Scenario 3 - No state


    class SalaryCalculator
    {
        public double Calculate(Employee input)
        {
            //Calculate and return
        }
    }


This is near perfect situation. But here we can argue that, if all the methods are not using any member variable what is the use of keeping it as non static class.

The second principle in SOLID principles says "Open for extension and closed for modification". What does it mean? When we write a class, it should be complete. There should be no reason to modify it. But should be extensible via sub classing and overriding. So how would our final one looks like?

    interface ISalaryCalculator
    {
        double Calculate(Employee input);
    }
    class SimpleSalaryCalculator:ISalaryCalculator
    {
        public virtual double Calculate(Employee input)
        {
            return input.Basic + input.HRA;
        }
    }
    class TaxAwareSalaryCalculator : SimpleSalaryCalculator
    {
        public override double Calculate(Employee input)
        {
            return base.Calculate(input)-GetTax(input);
        }
        private double GetTax(Employee input)
        {
            //Return tax
            throw new NotImplementedException();
        }
    }

As I mentioned in my previous posts, always program to interface. In the above code snippet, I implemented implicitly. That is to reduce the space here. Always implement explicitly. The Logic of calculation should be kept in a protected function so that the inherited classes can call that function in case required.

Below is the way how this Calculator class should be consumed.

    class SalaryCalculatorFactory
    {
        internal static ISalaryCalculator GetCalculator()
        {
            // Dynamic logic to create the ISalaryCalculator object
            return new SimpleSalaryCalculator();
        }
    }
    class PaySlipGenerator
    {
        void Generate()
        {
            Employee emp = new Employee() { };
            double salary =SalaryCalculatorFactory.GetCalculator().Calculate(emp);
        }
    }

The Factory class encapsulate the logic of deciding which child class to be used. It can be static as above or dynamic using reflection. As far as the reason for change in this class is object creation, we are not violating the "Single responsibility principle"

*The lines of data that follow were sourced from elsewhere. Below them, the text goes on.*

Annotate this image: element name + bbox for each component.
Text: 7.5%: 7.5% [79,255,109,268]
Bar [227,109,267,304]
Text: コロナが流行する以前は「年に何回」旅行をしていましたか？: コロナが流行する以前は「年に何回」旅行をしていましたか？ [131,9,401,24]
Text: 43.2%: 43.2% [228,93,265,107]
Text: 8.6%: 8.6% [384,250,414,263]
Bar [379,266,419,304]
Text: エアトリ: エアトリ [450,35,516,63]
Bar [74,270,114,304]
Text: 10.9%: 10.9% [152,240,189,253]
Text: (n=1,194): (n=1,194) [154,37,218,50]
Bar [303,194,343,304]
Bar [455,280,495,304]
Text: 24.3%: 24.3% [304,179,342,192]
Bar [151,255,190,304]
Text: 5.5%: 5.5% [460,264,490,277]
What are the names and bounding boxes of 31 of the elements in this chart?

In case you are going for Hybrid class and need to invoke from the Employee.GetSalary() as below.

    class Employee
    {
        public string Name { getset; }
        public int EmpId { getset; }
        public double Basic { getset; }
        public double HRA { getset; }
        
        public double Salary
        {
            //NOT RECOMMENDED 
            get{return SalaryCalculatorFactory.GetCalculator().Calculate(this);}
        }
    }

This way we ensure that, even if there is change in the SalaryCalculation logic the Employee class will not change.

Conclusion

Don't code when we are thinking. Don't think when we are coding

  • Spent some time on class design before coding. Show the class diagram to 2-3 fellow programmers and get their opinions.
  • Name the class wisely. There is no hard rule. But below are some I am following
    • Entity classes should be named with nouns which represents a type of object - eg: Employee
    • Helper / Worker class names should be reflecting that its a worker. eg: SalaryCalculator, PaySlipGenerator etc...
    • Verb should never be used as class name - eg:class CalculateSalary{}

2 comments:

lvswetu said...

"At least it's true in the case of programmers in India who come into the software industry by only looking at the salary and programming as a daily job."

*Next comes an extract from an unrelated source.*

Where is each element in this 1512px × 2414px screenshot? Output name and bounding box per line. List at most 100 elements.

This sounds offensive. I know people who are from India and they take class structure seriously. Better you make your point without reference to nationality. Please correct your post on this blog and DZone immediately.

Patrick Wiederkehr said...

If I read your Blog, I start thinking of a great Software Developer, who tried to solve those problems some years ago. It's all about Software Design and thats a big, sometimes esoteric topic..

I usually suggest domain driven design by eric evans. If you get to understand his concepts, 99% of your questions regarding OO software design should be solved :). I'm no evangelist, I just tried to understand his intetions and his solutions and adapt them, as far as they fit ind my own understanding of software design.